The symptoms of Prader-Willi syndrome include low muscle tone, a noticeably narrow forehead, eyes that are amygdaloid or almond-like in shape, and a distinctive mouth characterized by a thin upper lip and a down-turned shape, notes Mayo Clinic. Other symptoms include an insatiable desire for food, leading to obesity.
Those with Prader-Willi syndrome, a genetic disorder, often have lighter hair and skin than their family members as well as smaller feet and hands, according to Mayo Clinic. Many also suffer from scoliosis and vision disorders such as myopia. In infants with Prader-Willi syndrome, vision problems may present themselves as a wandering or lazy eye. Hypogonadism is another common symptom of Prader-Willi syndrome and is characterized by underdeveloped reproductive organs, delayed onset or lack of menstruation, and infertility. Those with the syndrome may not develop fully at puberty.

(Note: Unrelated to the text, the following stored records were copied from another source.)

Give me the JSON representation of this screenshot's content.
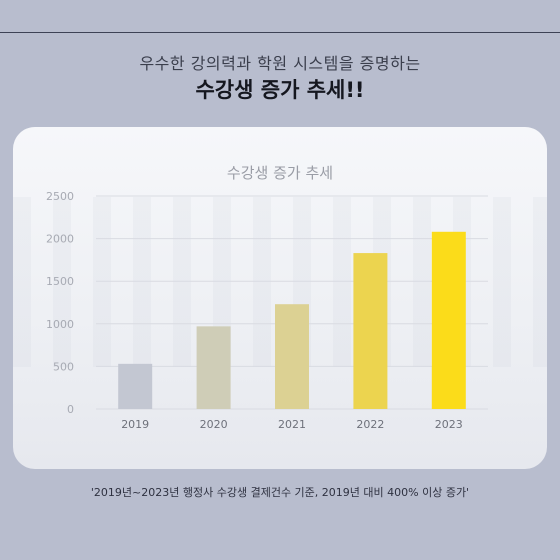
{
  "page": {
    "subtitle": "우수한 강의력과 학원 시스템을 증명하는",
    "headline": "수강생 증가 추세!!",
    "footnote": "'2019년~2023년 행정사 수강생 결제건수 기준, 2019년 대비 400% 이상 증가'"
  },
  "chart_data": {
    "type": "bar",
    "title": "수강생 증가 추세",
    "categories": [
      "2019",
      "2020",
      "2021",
      "2022",
      "2023"
    ],
    "values": [
      530,
      970,
      1230,
      1830,
      2080
    ],
    "yticks": [
      0,
      500,
      1000,
      1500,
      2000,
      2500
    ],
    "ylim": [
      0,
      2500
    ],
    "xlabel": "",
    "ylabel": "",
    "grid": true,
    "bar_colors": [
      "#c3c7d2",
      "#cfcdb7",
      "#dcd193",
      "#ecd44f",
      "#fbdc1a"
    ]
  }
}
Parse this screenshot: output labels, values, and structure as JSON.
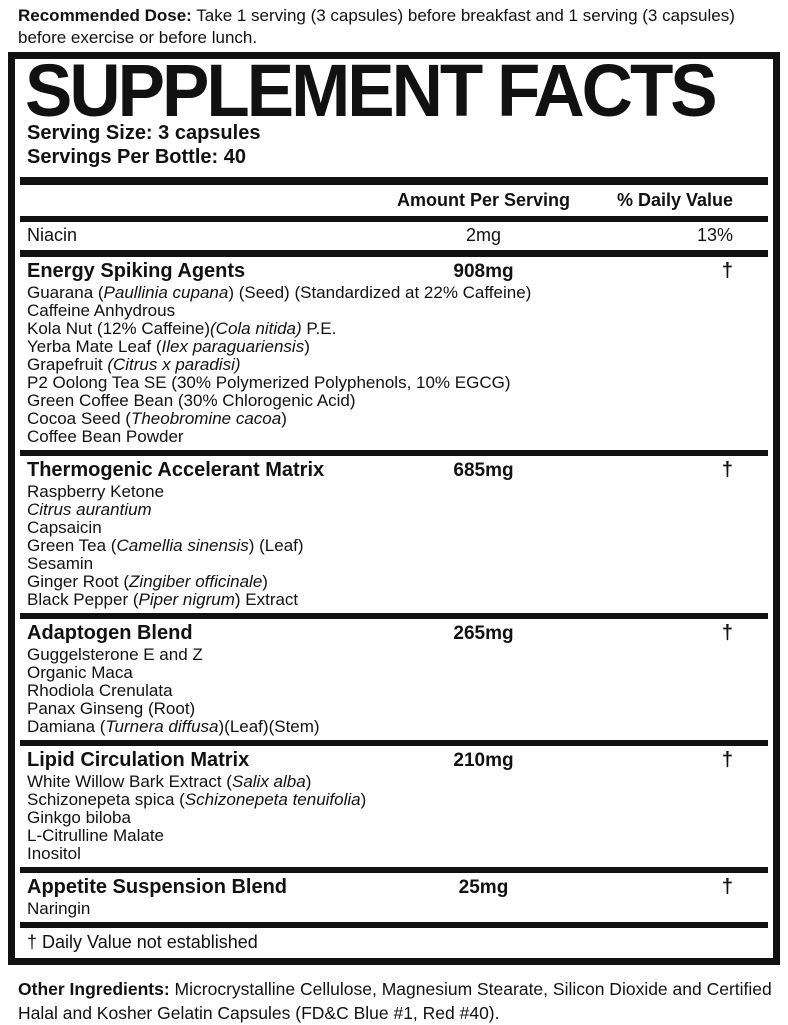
{
  "top_note": {
    "label": "Recommended Dose:",
    "text": " Take 1 serving (3 capsules) before breakfast and 1 serving (3 capsules) before exercise or before lunch."
  },
  "panel": {
    "title": "SUPPLEMENT FACTS",
    "serving_size": "Serving Size: 3 capsules",
    "servings_per_bottle": "Servings Per Bottle: 40",
    "columns": {
      "amount": "Amount Per Serving",
      "daily_value": "% Daily Value"
    },
    "niacin_row": {
      "name": "Niacin",
      "amount": "2mg",
      "daily_value": "13%"
    },
    "sections": [
      {
        "name": "Energy Spiking Agents",
        "amount": "908mg",
        "daily_value": "†",
        "ingredients": [
          [
            {
              "t": "Guarana ("
            },
            {
              "t": "Paullinia cupana",
              "i": true
            },
            {
              "t": ") (Seed) (Standardized at 22% Caffeine)"
            }
          ],
          [
            {
              "t": "Caffeine Anhydrous"
            }
          ],
          [
            {
              "t": "Kola Nut (12% Caffeine)"
            },
            {
              "t": "(Cola nitida)",
              "i": true
            },
            {
              "t": " P.E."
            }
          ],
          [
            {
              "t": "Yerba Mate Leaf ("
            },
            {
              "t": "Ilex paraguariensis",
              "i": true
            },
            {
              "t": ")"
            }
          ],
          [
            {
              "t": "Grapefruit "
            },
            {
              "t": "(Citrus x paradisi)",
              "i": true
            }
          ],
          [
            {
              "t": "P2 Oolong Tea SE (30% Polymerized Polyphenols, 10% EGCG)"
            }
          ],
          [
            {
              "t": "Green Coffee Bean (30% Chlorogenic Acid)"
            }
          ],
          [
            {
              "t": "Cocoa Seed ("
            },
            {
              "t": "Theobromine cacoa",
              "i": true
            },
            {
              "t": ")"
            }
          ],
          [
            {
              "t": "Coffee Bean Powder"
            }
          ]
        ]
      },
      {
        "name": "Thermogenic Accelerant Matrix",
        "amount": "685mg",
        "daily_value": "†",
        "ingredients": [
          [
            {
              "t": "Raspberry Ketone"
            }
          ],
          [
            {
              "t": "Citrus aurantium",
              "i": true
            }
          ],
          [
            {
              "t": "Capsaicin"
            }
          ],
          [
            {
              "t": "Green Tea ("
            },
            {
              "t": "Camellia sinensis",
              "i": true
            },
            {
              "t": ") (Leaf)"
            }
          ],
          [
            {
              "t": "Sesamin"
            }
          ],
          [
            {
              "t": "Ginger Root ("
            },
            {
              "t": "Zingiber officinale",
              "i": true
            },
            {
              "t": ")"
            }
          ],
          [
            {
              "t": "Black Pepper ("
            },
            {
              "t": "Piper nigrum",
              "i": true
            },
            {
              "t": ") Extract"
            }
          ]
        ]
      },
      {
        "name": "Adaptogen Blend",
        "amount": "265mg",
        "daily_value": "†",
        "ingredients": [
          [
            {
              "t": "Guggelsterone E and Z"
            }
          ],
          [
            {
              "t": "Organic Maca"
            }
          ],
          [
            {
              "t": "Rhodiola Crenulata"
            }
          ],
          [
            {
              "t": "Panax Ginseng (Root)"
            }
          ],
          [
            {
              "t": "Damiana ("
            },
            {
              "t": "Turnera diffusa",
              "i": true
            },
            {
              "t": ")(Leaf)(Stem)"
            }
          ]
        ]
      },
      {
        "name": "Lipid Circulation Matrix",
        "amount": "210mg",
        "daily_value": "†",
        "ingredients": [
          [
            {
              "t": "White Willow Bark Extract ("
            },
            {
              "t": "Salix alba",
              "i": true
            },
            {
              "t": ")"
            }
          ],
          [
            {
              "t": "Schizonepeta spica ("
            },
            {
              "t": "Schizonepeta tenuifolia",
              "i": true
            },
            {
              "t": ")"
            }
          ],
          [
            {
              "t": "Ginkgo biloba"
            }
          ],
          [
            {
              "t": "L-Citrulline Malate"
            }
          ],
          [
            {
              "t": "Inositol"
            }
          ]
        ]
      },
      {
        "name": "Appetite Suspension Blend",
        "amount": "25mg",
        "daily_value": "†",
        "ingredients": [
          [
            {
              "t": "Naringin"
            }
          ]
        ]
      }
    ],
    "footnote": "† Daily Value not established"
  },
  "bottom_note": {
    "label": "Other Ingredients:",
    "text": " Microcrystalline Cellulose, Magnesium Stearate, Silicon Dioxide and Certified Halal and Kosher Gelatin Capsules (FD&C Blue #1, Red #40)."
  },
  "colors": {
    "ink": "#111111",
    "background": "#ffffff"
  }
}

Prader-Willi syndrome can also present a number of behavioral symptoms, including uncontrollable anger, intractability, an inability to adapt to change, and obsessive-compulsive behaviors. Cognitive symptoms such as impaired reasoning and the inability to solve problems are often associated with Prader-Willi syndrome as well. Infants with the syndrome typically develop motor skills later than their peers. Sleep disorders such as sleep apnea are also a common symptom of the syndrome, with many also suffering from excessive daytime sleepiness as a result of the chronic disruption to their sleep cycle.